Updated

The Honorable George W. Bush
The White House
Washington, DC 20500

Dear Mr. President:

Mr. President, we are writing to you today as a unified caucus to express our concern about the country’s fiscal position, and about how your plan for Social Security (search) reform could exacerbate the situation rather than improving it.

As you may know, the per capita share of the U.S. publicly-held debt was just under $12,000 in 2001 – and on its way down. The fiscal picture has drastically changed since then as a result of the slowed economy, the terrorist attacks of September 11, and changes in tax policy. In fact, with no other changes in law, the per capita share of the national debt will grow to over $18,000 by 2015. Again, this is the baseline measurement, with no further increases in spending or changes in tax policy. That figure represents a 50 percent increase in the portion of the public debt owed by each American – a 180-degree shift from where we were just four years ago.

The picture grows far worse when the costs of other spending and tax proposals supported by your administration are added to the mix. Including the costs of your administration’s defense buildup, the likely ongoing war costs in Iraq, and the cost of making the 2001 and 2003 tax cuts permanent brings the per capita figure to over $25,000 in 2015, an increase of more than 100 percent in the debt owed by each American since 2001. That places a huge burden on future generations.

This increase in debt is one major reason why our party is concerned over your plan to set aside a portion of Social Security’s payroll taxes (search) to finance private investment accounts. According to most estimates, setting aside 2 percentage points of the 12.4 percent Social Security payroll tax would require the government to borrow close to $2 trillion over the next 10 years in order to pay scheduled benefits to current and near-retirees. Adding this borrowing to the policy changes above would bring the per capita share of the debt to close to $30,000 by 2015, the end of the ten-year budget window. Including debt service costs and necessary reforms to the Alternative Minimum Tax (search) will increase this number even further.

In our view, shifting financial obligations of this magnitude to future generations is immoral, unacceptable, and unsustainable. All of us are willing to work with your administration on a plan for Social Security reform that will keep the system solvent for the long term. But we are concerned about the fiscal crisis facing the nation, and none of us would find it easy to support a Social Security plan that would increase each American’s indebtedness to such a degree. These policies represent a "birth tax" on every child born in America this year, next year, and every year.
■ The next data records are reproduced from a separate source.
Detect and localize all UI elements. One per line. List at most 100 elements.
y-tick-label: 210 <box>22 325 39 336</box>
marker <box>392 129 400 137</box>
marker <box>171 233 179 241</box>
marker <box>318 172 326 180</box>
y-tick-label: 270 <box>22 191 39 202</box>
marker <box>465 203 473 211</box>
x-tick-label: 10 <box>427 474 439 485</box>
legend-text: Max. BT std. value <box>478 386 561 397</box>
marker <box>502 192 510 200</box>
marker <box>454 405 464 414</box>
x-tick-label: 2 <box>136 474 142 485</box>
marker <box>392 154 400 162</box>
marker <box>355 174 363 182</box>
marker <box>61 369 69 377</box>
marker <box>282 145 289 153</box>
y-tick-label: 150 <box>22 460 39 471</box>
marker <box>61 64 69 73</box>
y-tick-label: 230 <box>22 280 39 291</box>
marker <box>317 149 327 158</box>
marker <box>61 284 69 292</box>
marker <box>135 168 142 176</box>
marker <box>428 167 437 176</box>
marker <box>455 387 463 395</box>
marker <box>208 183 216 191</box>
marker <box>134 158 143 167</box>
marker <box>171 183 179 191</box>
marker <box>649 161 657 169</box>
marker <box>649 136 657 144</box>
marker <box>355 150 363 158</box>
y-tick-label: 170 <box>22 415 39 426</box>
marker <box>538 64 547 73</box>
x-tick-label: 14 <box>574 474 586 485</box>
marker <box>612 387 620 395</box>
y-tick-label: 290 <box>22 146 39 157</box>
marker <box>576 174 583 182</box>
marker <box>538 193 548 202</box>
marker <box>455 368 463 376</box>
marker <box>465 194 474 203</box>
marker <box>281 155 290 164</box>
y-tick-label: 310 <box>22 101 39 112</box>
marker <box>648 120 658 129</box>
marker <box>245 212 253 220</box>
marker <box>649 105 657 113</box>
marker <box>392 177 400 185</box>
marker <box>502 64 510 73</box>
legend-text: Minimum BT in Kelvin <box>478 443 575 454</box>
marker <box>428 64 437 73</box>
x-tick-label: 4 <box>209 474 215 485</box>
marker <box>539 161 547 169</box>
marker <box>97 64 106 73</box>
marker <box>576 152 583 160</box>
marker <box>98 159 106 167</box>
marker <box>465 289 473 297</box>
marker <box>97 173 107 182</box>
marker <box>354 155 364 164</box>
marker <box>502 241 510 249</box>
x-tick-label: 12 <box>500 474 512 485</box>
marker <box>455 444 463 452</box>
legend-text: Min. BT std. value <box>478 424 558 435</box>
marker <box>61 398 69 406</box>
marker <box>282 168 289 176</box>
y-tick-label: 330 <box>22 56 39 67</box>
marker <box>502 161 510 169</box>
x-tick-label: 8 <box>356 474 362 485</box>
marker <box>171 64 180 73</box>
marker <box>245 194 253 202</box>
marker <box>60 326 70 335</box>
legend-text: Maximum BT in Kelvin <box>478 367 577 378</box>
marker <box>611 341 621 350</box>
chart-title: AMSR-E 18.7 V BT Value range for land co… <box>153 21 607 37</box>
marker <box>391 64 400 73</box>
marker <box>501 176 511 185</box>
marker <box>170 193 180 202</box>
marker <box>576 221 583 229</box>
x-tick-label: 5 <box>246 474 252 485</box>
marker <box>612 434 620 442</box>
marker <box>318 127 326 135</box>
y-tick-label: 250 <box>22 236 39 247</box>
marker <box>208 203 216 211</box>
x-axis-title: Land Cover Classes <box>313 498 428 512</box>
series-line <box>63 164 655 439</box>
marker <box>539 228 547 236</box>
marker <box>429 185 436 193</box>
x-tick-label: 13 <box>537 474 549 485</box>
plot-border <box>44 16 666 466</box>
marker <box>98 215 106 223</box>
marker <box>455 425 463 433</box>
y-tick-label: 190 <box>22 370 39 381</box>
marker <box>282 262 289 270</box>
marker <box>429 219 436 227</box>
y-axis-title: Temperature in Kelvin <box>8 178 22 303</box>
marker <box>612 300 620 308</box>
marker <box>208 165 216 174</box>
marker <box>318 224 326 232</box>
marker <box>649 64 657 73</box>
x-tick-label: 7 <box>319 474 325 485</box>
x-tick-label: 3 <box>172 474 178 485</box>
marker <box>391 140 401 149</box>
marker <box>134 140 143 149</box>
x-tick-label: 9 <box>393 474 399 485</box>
Mr. President, during the campaign you talked a great deal about moral issues, and about how you didn’t think it was appropriate to push today’s problems onto future generations. We agree with that sentiment, and we admire you for your willingness to address the long-term fiscal challenges in Social Security. We stand ready to work with you in a bipartisan way.

But we view taking on this level of debt as an important moral issue of concern to the American people. In the same way that it would be immoral from a generational standpoint for a grandparent to borrow from his grandson’s college fund to buy a big-screen TV, we believe it is immoral to borrow another $2 trillion from future generations to finance Social Security reform. We are spending enough of our kids’ money. Our country needs to get back to following the teachings of Romans 13:8, which says we should "let no debt remain outstanding."

Mr. President, when your administration sends up a specific Social Security reform proposal for consideration by the Congress – whether or not the plan includes carve-out personal or private accounts – we urge you in the strongest possible terms to send up a plan that minimizes the need for additional federal borrowing. If you succeed in doing so, we stand ready to work with you.

Thank you for your consideration of our concerns.